A considerable limitation of this study was that our prediction method was not based on original experimental data but on reliable in vitro and in vivo data obtained from third-party sources. Although our prediction method could be useful for clinical pharmacologists and clinicians because it utilizes only information available in the public domain, the new method should be experimentally validated in the future. Moreover, evaluation of the relationship between our prediction method and the other prediction method could also be important for the validation. The adsorbent characteristics of AST-120 were not considered. Considering that the effects of adsorbents on the pharmacokinetics of concomitantly administered drugs are small when the amount/rate of adsorption is small, a classification system incorporating factors related to adsorbents may be more useful. When a drug has poor solubility, but a high k d value (k d refers to the time required to reach dissolution equilibrium), prediction of drug interaction is difficult. Classical physicochemical properties such as molecular mass, water solubility, logP/D, and dissociation constant (pKa) might be useful to modify our prediction method. Furthermore, the validity of the prediction method in this study remains to be confirmed, because our method was based on a limited number of drug interaction study results. Further drug interaction studies are required to improve the accuracy of prediction.

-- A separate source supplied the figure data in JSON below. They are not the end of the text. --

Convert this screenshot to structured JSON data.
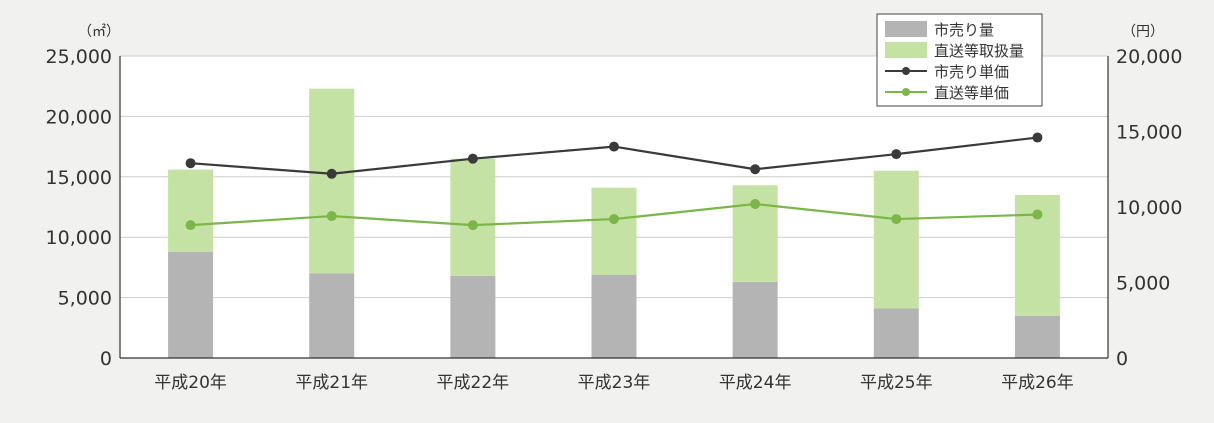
{
  "chart_data": {
    "type": "bar+line",
    "categories": [
      "平成20年",
      "平成21年",
      "平成22年",
      "平成23年",
      "平成24年",
      "平成25年",
      "平成26年"
    ],
    "left_axis": {
      "unit": "（㎡）",
      "range": [
        0,
        25000
      ],
      "ticks": [
        "0",
        "5,000",
        "10,000",
        "15,000",
        "20,000",
        "25,000"
      ]
    },
    "right_axis": {
      "unit": "（円）",
      "range": [
        0,
        20000
      ],
      "ticks": [
        "0",
        "5,000",
        "10,000",
        "15,000",
        "20,000"
      ]
    },
    "series": [
      {
        "name": "市売り量",
        "type": "bar",
        "stack": "volume",
        "axis": "left",
        "color": "#b4b4b4",
        "values": [
          8800,
          7000,
          6800,
          6900,
          6300,
          4100,
          3500
        ]
      },
      {
        "name": "直送等取扱量",
        "type": "bar",
        "stack": "volume",
        "axis": "left",
        "color": "#c5e2a5",
        "values": [
          6800,
          15300,
          9700,
          7200,
          8000,
          11400,
          10000
        ]
      },
      {
        "name": "市売り単価",
        "type": "line",
        "axis": "right",
        "color": "#3a3a3a",
        "values": [
          12900,
          12200,
          13200,
          14000,
          12500,
          13500,
          14600
        ]
      },
      {
        "name": "直送等単価",
        "type": "line",
        "axis": "right",
        "color": "#7ab648",
        "values": [
          8800,
          9400,
          8800,
          9200,
          10200,
          9200,
          9500
        ]
      }
    ],
    "grid": "horizontal",
    "legend_position": "top-right"
  }
}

The present study provides a newly developed drug interaction prediction method based on the pharmacokinetic parameters of drugs. Although monitoring of the blood concentration and effectiveness of concomitantly administered drugs is required for accurate predictions, drug interaction prediction based on the characteristics of drugs and formulations is useful for estimating the risk of drug interaction in clinical practice when AST-120 is used in combination with other drugs.